残された公的資金約2兆3000億円の返済では、6月に優先株発行で3500億円を調達。今後予定している3000億円の社債型優先株の発行や利益剰余金の積み上げで「2、3年後に完済するめどがついた」(細谷会長)としている。
業績も好調だ。業績が悪化した系列ノンバンクに足を引っ張られたメガバンクとは対照的に2007年3月期の最終利益は過去最高を更新した。
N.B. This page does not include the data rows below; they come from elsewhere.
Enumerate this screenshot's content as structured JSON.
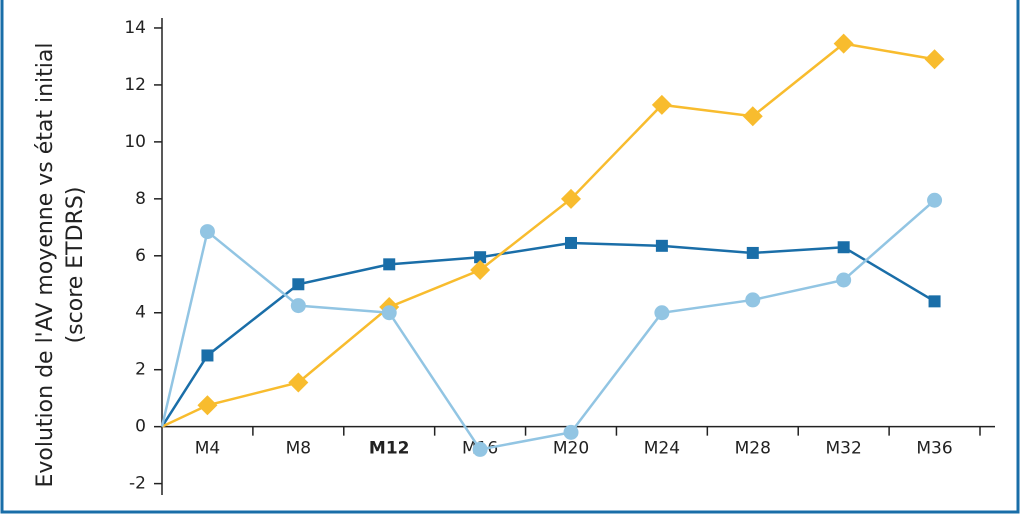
{
  "chart_data": {
    "type": "line",
    "y_label": [
      "Evolution de l'AV moyenne vs état initial",
      "(score ETDRS)"
    ],
    "categories": [
      null,
      "M4",
      "M8",
      "M12",
      "M16",
      "M20",
      "M24",
      "M28",
      "M32",
      "M36"
    ],
    "highlight": {
      "category": 3,
      "color": "#1a6ea8"
    },
    "series": [
      {
        "color": "#1a6ea8",
        "marker": "square",
        "values": [
          0,
          2.5,
          5.0,
          5.7,
          5.95,
          6.45,
          6.35,
          6.1,
          6.3,
          4.4
        ]
      },
      {
        "color": "#f8bc2e",
        "marker": "diamond",
        "values": [
          0,
          0.75,
          1.55,
          4.2,
          5.5,
          8.0,
          11.3,
          10.9,
          13.45,
          12.9
        ]
      },
      {
        "color": "#92c5e3",
        "marker": "circle",
        "values": [
          0,
          6.85,
          4.25,
          4.0,
          -0.8,
          -0.2,
          4.0,
          4.45,
          5.15,
          7.95
        ]
      }
    ],
    "ylim": [
      -2.4,
      14.35
    ],
    "yticks": [
      -2,
      0,
      2,
      4,
      6,
      8,
      10,
      12,
      14
    ]
  }
}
メガバンクに比べて出遅れていた投資信託販売などで巻き返し、手数料収入が拡大。さらに今年末に予定される保険商品の銀行窓販の全面解禁でも、政府が保有するりそなの普通株の受け皿候補に浮上している第一生命保険などとの提携を検討。粗利に占める手数料収入の割合を早期に現在の25%から30%に高める考えだ。
ただ、前期の好業績は将来の利益計上を前提に、払いすぎた税金が戻ってくることを見込んで計上できる「繰延税金資産」の増加という会計上の効果が大きく寄与している。
さらに、今年10月に民営化されるゆうちょ銀行や公的資金を完済したメガバンクの攻勢が強まるのは必至。特にこれまでりそなが得意にしてきたリテール(個人向け)や中企業向け貸し出しは激戦区となる。
大手各行が注力するM&A(企業の合併・買収)の仲介などの投資銀行業務では、りそなはグループに証券会社を持たず、劣勢だ。
利益剰余金の積み増しが遅れ、完済計画に狂いが生じる懸念はぬぐえない。どう収益力を高めていくのか、新体制の手腕が問われている。